Fanny Brömmer / 04.08.2019

Ich bin auch dafür, dass dumme Gretel allein auf den Atlantik zu schicken. Nein, nicht damit sie Demut lernt, dafür ist sie psychisch zu speziell. Nein, ich hab in einem Artikel der Heiligen Muttergottes, also der Mutti vom Gretel, gelesen, dass das Gretel zwar CO2 sehen, aber nicht allein essen kann. Wenn man der nicht jeden Krümel mit stundenlangem Betteln einzeln rein schwatzt, dann isst die nicht.
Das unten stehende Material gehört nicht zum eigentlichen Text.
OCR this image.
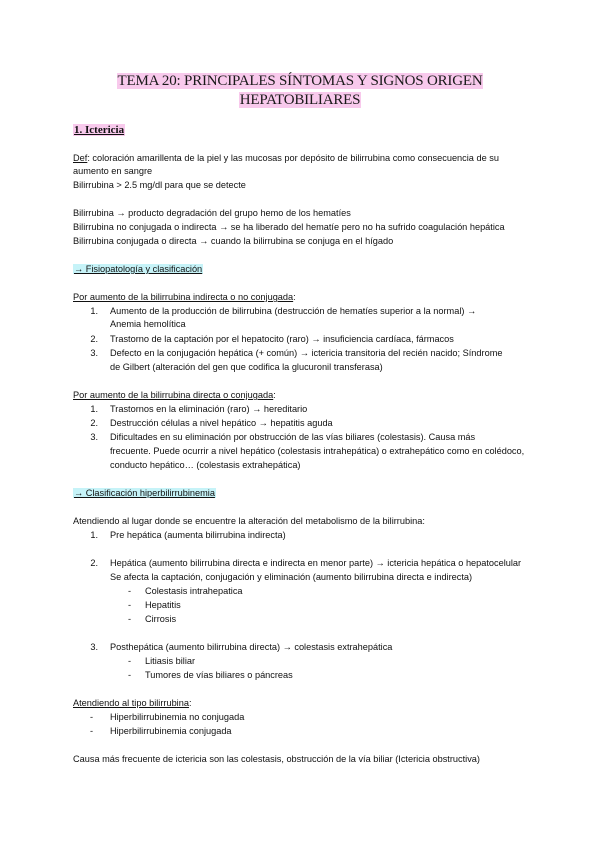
TEMA 20: PRINCIPALES SÍNTOMAS Y SIGNOS ORIGEN
HEPATOBILIARES
1. Ictericia
Def: coloración amarillenta de la piel y las mucosas por depósito de bilirrubina como consecuencia de su
aumento en sangre
Bilirrubina > 2.5 mg/dl para que se detecte
Bilirrubina → producto degradación del grupo hemo de los hematíes
Bilirrubina no conjugada o indirecta → se ha liberado del hematíe pero no ha sufrido coagulación hepática
Bilirrubina conjugada o directa → cuando la bilirrubina se conjuga en el hígado
→ Fisiopatología y clasificación
Por aumento de la bilirrubina indirecta o no conjugada:
1. Aumento de la producción de bilirrubina (destrucción de hematíes superior a la normal) →
Anemia hemolítica
2. Trastorno de la captación por el hepatocito (raro) → insuficiencia cardíaca, fármacos
3. Defecto en la conjugación hepática (+ común) → ictericia transitoria del recién nacido; Síndrome
de Gilbert (alteración del gen que codifica la glucuronil transferasa)
Por aumento de la bilirrubina directa o conjugada:
1. Trastornos en la eliminación (raro) → hereditario
2. Destrucción células a nivel hepático → hepatitis aguda
3. Dificultades en su eliminación por obstrucción de las vías biliares (colestasis). Causa más
frecuente. Puede ocurrir a nivel hepático (colestasis intrahepática) o extrahepático como en colédoco,
conducto hepático… (colestasis extrahepática)
→ Clasificación hiperbilirrubinemia
Atendiendo al lugar donde se encuentre la alteración del metabolismo de la bilirrubina:
1. Pre hepática (aumenta bilirrubina indirecta)
2. Hepática (aumento bilirrubina directa e indirecta en menor parte) → ictericia hepática o hepatocelular
Se afecta la captación, conjugación y eliminación (aumento bilirrubina directa e indirecta)
- Colestasis intrahepatica
- Hepatitis
- Cirrosis
3. Posthepática (aumento bilirrubina directa) → colestasis extrahepática
- Litiasis biliar
- Tumores de vías biliares o páncreas
Atendiendo al tipo bilirrubina:
- Hiperbilirrubinemia no conjugada
- Hiperbilirrubinemia conjugada
Causa más frecuente de ictericia son las colestasis, obstrucción de la vía biliar (Ictericia obstructiva)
Wie lange dauert so ein Segeltörn über den Großen Teich? Eben. Also lasst sie umwelt - und vor allem gesellschaftsverträglich allein segeln.

Sonja Bauch / 04.08.2019

Der Co-Skipper dieser Reise ist Pierre Casiraghi, der Sohn von Prinzessin Caroline von Monaco. Obwohl er unter besseren kliamtischen Bedingungen lebt, er muss nicht heizen, hat dieser junge Mann wahrscheinlich einen etwas größeren CO2 -Fußabdruck als Greta.

Paul Siemons / 04.08.2019

Ich bin erstaunt. Von der Heiligen Greta hätte ich erwartet, dass sie übers Wasser wandeln oder das Meer mit einer mächtigen Geste teilen kann. Gut, der Weg nach Amerika ist zu Fuß etwas weit, aber auch wieder nicht so weit wie die Rettung der Erde durch CO2 Einsparung und Dieselverbot in Deutschland.